A première vue, ce qui pose problème et qui, sans doute, est à la base de l’opération de la Police, c’est le racolage qui prend de l’ampleur sur les principales artères de Cotonou, notamment les nouvelles routes construites et bien éclairées. Dans un précédent article, Matin Libre avait fait le constat que le gouvernement accorde une attention particulière aux nouveaux axes routiers alors que les anciens sont à peine éclairés.
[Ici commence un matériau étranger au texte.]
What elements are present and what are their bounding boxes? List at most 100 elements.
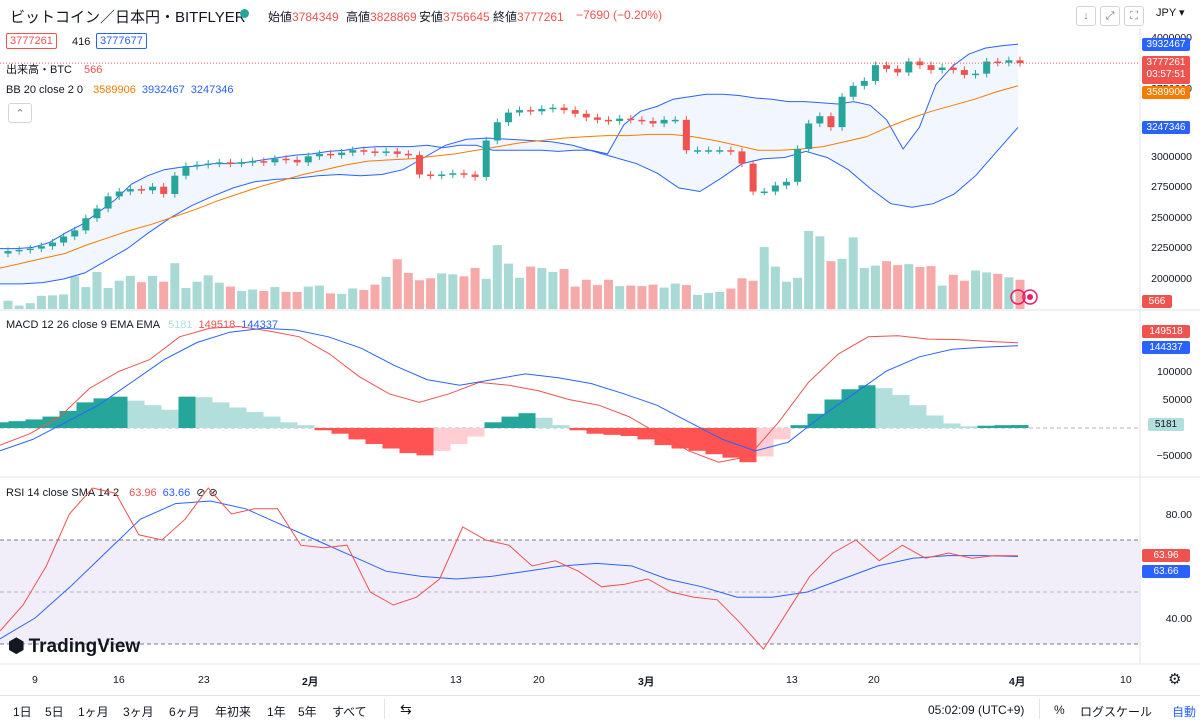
candle-body [972, 73, 980, 76]
candle-body [338, 152, 346, 156]
range-5y-button[interactable]: 5年 [298, 705, 317, 719]
volume-bar [459, 276, 469, 309]
volume-bar [559, 269, 569, 309]
range-6m-button[interactable]: 6ヶ月 [169, 705, 200, 719]
volume-bar [392, 259, 402, 309]
candle-body [849, 85, 857, 97]
bar-countdown: 03:57:51 [1146, 69, 1186, 80]
candle-body [471, 174, 479, 177]
range-5d-button[interactable]: 5日 [45, 705, 64, 719]
candle-body [315, 153, 323, 157]
macd-hist-bar [263, 416, 281, 428]
range-1m-button[interactable]: 1ヶ月 [78, 705, 109, 719]
macd-hist-bar [790, 425, 808, 428]
volume-bar [670, 283, 680, 309]
macd-signal-badge: 144337 [1142, 341, 1190, 354]
range-3m-button[interactable]: 3ヶ月 [123, 705, 154, 719]
chevron-up-icon[interactable]: ⌃ [8, 103, 32, 123]
volume-bar [426, 278, 436, 309]
candle-body [816, 116, 824, 124]
macd-hist-bar [59, 410, 77, 428]
settings-gear-icon[interactable]: ⚙ [1168, 671, 1182, 688]
volume-bar [414, 280, 424, 309]
bb-lower-badge: 3247346 [1142, 121, 1190, 134]
ohlc-low: 安値3756645 [419, 10, 490, 24]
arrow-down-icon[interactable]: ↓ [1076, 6, 1096, 26]
candle-body [93, 208, 101, 219]
volume-bar [59, 294, 69, 309]
candle-body [649, 121, 657, 124]
time-axis-label: 13 [450, 674, 462, 686]
clock-timezone[interactable]: 05:02:09 (UTC+9) [928, 703, 1025, 717]
volume-bar [70, 276, 80, 309]
range-1y-button[interactable]: 1年 [267, 705, 286, 719]
volume-bar [481, 278, 491, 309]
volume-bar [648, 284, 658, 309]
range-ytd-button[interactable]: 年初来 [215, 705, 252, 719]
price-change: −7690 (−0.20%) [576, 8, 663, 22]
candle-body [137, 189, 145, 191]
volume-bar [882, 261, 892, 309]
auto-scale-button[interactable]: 自動 [1172, 705, 1197, 719]
macd-hist-bar [314, 428, 332, 431]
percent-scale-button[interactable]: % [1054, 703, 1065, 717]
macd-hist-bar [637, 428, 655, 440]
currency-selector[interactable]: JPY ▾ [1156, 7, 1185, 19]
macd-axis-tick: 100000 [1156, 366, 1192, 378]
bottom-toolbar [0, 695, 1200, 726]
volume-bar [537, 268, 547, 309]
volume-bar [281, 291, 291, 309]
rsi-axis-tick: 40.00 [1165, 613, 1192, 625]
bb-basis-badge: 3589906 [1142, 86, 1190, 99]
macd-hist-bar [824, 399, 842, 428]
tradingview-watermark[interactable]: ⬢ TradingView [8, 636, 141, 657]
log-scale-button[interactable]: ログスケール [1080, 705, 1153, 719]
macd-axis-tick: −50000 [1156, 450, 1192, 462]
candle-body [960, 70, 968, 75]
candle-body [48, 242, 56, 247]
range-1d-button[interactable]: 1日 [13, 705, 32, 719]
macd-hist-bar [994, 425, 1012, 428]
candle-body [883, 65, 891, 69]
volume-bar [781, 281, 791, 309]
fullscreen-icon[interactable]: ⛶ [1124, 6, 1144, 26]
expand-icon[interactable]: ⤢ [1100, 6, 1120, 26]
candle-body [60, 236, 68, 243]
macd-hist-bar [484, 422, 502, 428]
range-all-button[interactable]: すべて [332, 705, 367, 719]
candle-body [549, 107, 557, 110]
candle-body [226, 162, 234, 164]
candle-body [460, 173, 468, 175]
buy-price-button[interactable]: 3777677 [96, 33, 147, 49]
candle-body [560, 107, 568, 111]
symbol-title[interactable]: ビットコイン／日本円・BITFLYER [10, 9, 246, 26]
market-open-status-icon [240, 9, 249, 18]
date-range-icon[interactable]: ⇆ [400, 701, 412, 717]
candle-body [427, 174, 435, 177]
macd-hist-bar [739, 428, 757, 463]
candle-body [760, 191, 768, 194]
candle-body [82, 218, 90, 231]
volume-bar [381, 276, 391, 309]
volume-bar [81, 287, 91, 309]
candle-body [304, 156, 312, 163]
volume-legend[interactable]: 出来高・BTC 566 [6, 64, 103, 76]
volume-bar [403, 272, 413, 309]
volume-bar [326, 293, 336, 309]
candle-body [916, 61, 924, 66]
volume-bar [659, 287, 669, 309]
last-price-badge: 3777261 03:57:51 [1142, 56, 1190, 84]
alert-icon [1022, 289, 1038, 305]
price-axis-tick: 2250000 [1151, 242, 1192, 254]
bb-legend[interactable]: BB 20 close 2 0 3589906 3932467 3247346 [6, 84, 234, 96]
macd-hist-bar [977, 425, 995, 428]
volume-bar [592, 285, 602, 309]
volume-bar [859, 268, 869, 309]
volume-bar [181, 288, 191, 309]
sell-price-button[interactable]: 3777261 [6, 33, 57, 49]
candle-body [149, 186, 157, 191]
candle-body [616, 118, 624, 122]
volume-bar [437, 273, 447, 309]
chart-canvas[interactable] [0, 0, 1200, 695]
candle-body [104, 196, 112, 209]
La lutte contre le racolage suit cette même logique, débarrasser lesdits axes de tout ce qui fait ombrage à leur esthétique, les travailleuses de sexe y comprises. Mais la prostitution est un fléau aux ramifications lointaines et profondes. Avec la cherté de la vie, le manque d’emploi décent, l’extrémisme violent qui sévit dans la sous-région, le phénomène a pris de l’ampleur dans les principales villes du pays. Les zones réputées pour être les coins des prostituées sont de véritables lieux de non droit. Les potentiels clients subissent la loi des jeunes désœuvrés qui s’érigent en protecteurs des prostituées. Ils violentent et volent les potentiels clients qui ne peuvent se plaindre à personne. Les produits psychotropes et même la drogue sont vendus à ciel ouvert. Ces zones constituent des repères où les hors la loi peaufinent les plans afin d’attaquer des paisibles populations. Il faut donc agir.

Mais comment ?

Il serait illusoire de penser qu’on peut interdire la prostitution. Si l’interdiction des médicaments de rue, des sachets plastiques, des boissons alcoolisées en sachet n’a pas faire disparaître ceux-ci, le plus vieux métier du monde ne disparaitra pas parce qu’une loi a été prise pour l’interdire. Tout ce qui est interdit par la loi, mais qui, pour certains, restent le seul moyen de survie, entre dans la clandestinité. Et là, ce qu’on dénonce, à savoir le fait que ces lieux servent d’abri pour les malfaiteurs où tout passe, où les potentiels clients subissent toute sorte d’abus, va s’amplifier

Vers des maisons closes

Elles existent déjà mais dans une sorte de clandestinité. Aujourd’hui, la plupart des bars ont des chambres de repos communément appelées chambres de passage. Dans ces lieux, les services de prostituées existent et sont proposés aux clients. A la différence de la rue, une certaine sécurité est garantie aussi bien pour la travailleuse du sexe que le client. Et c’est le promoteur du bar qui en est garant. Puisque son objectif est de faire le plus de chiffre d’affaires, il n’a aucun intérêt qu’un client, en quête des services d’une travailleuse de sexe, soit violenté dans son bar. Ce qui reste, c’est le côté sanitaire, le proxénétisme et le fait que des mineures soient obligées de s’adonner à cette activité. Si donc le secteur est régulé, une loi prise dans ce sens, il reviendra à la Police de veiller sur cela, par des descentes régulières dans ces maisons closes déjà connues et recensées. On pourrait alors suivre les prostituées, leur faire bénéficier des soins adéquats pour éviter les Infections sexuellement transmissibles, s’assurer qu’elles n’hébergent pas les malfrats recherchés pas la Police. Dans ces conditions, celles qui s’entêtent à rester sur les principales rues de Cotonou et d’ailleurs subiront la loi.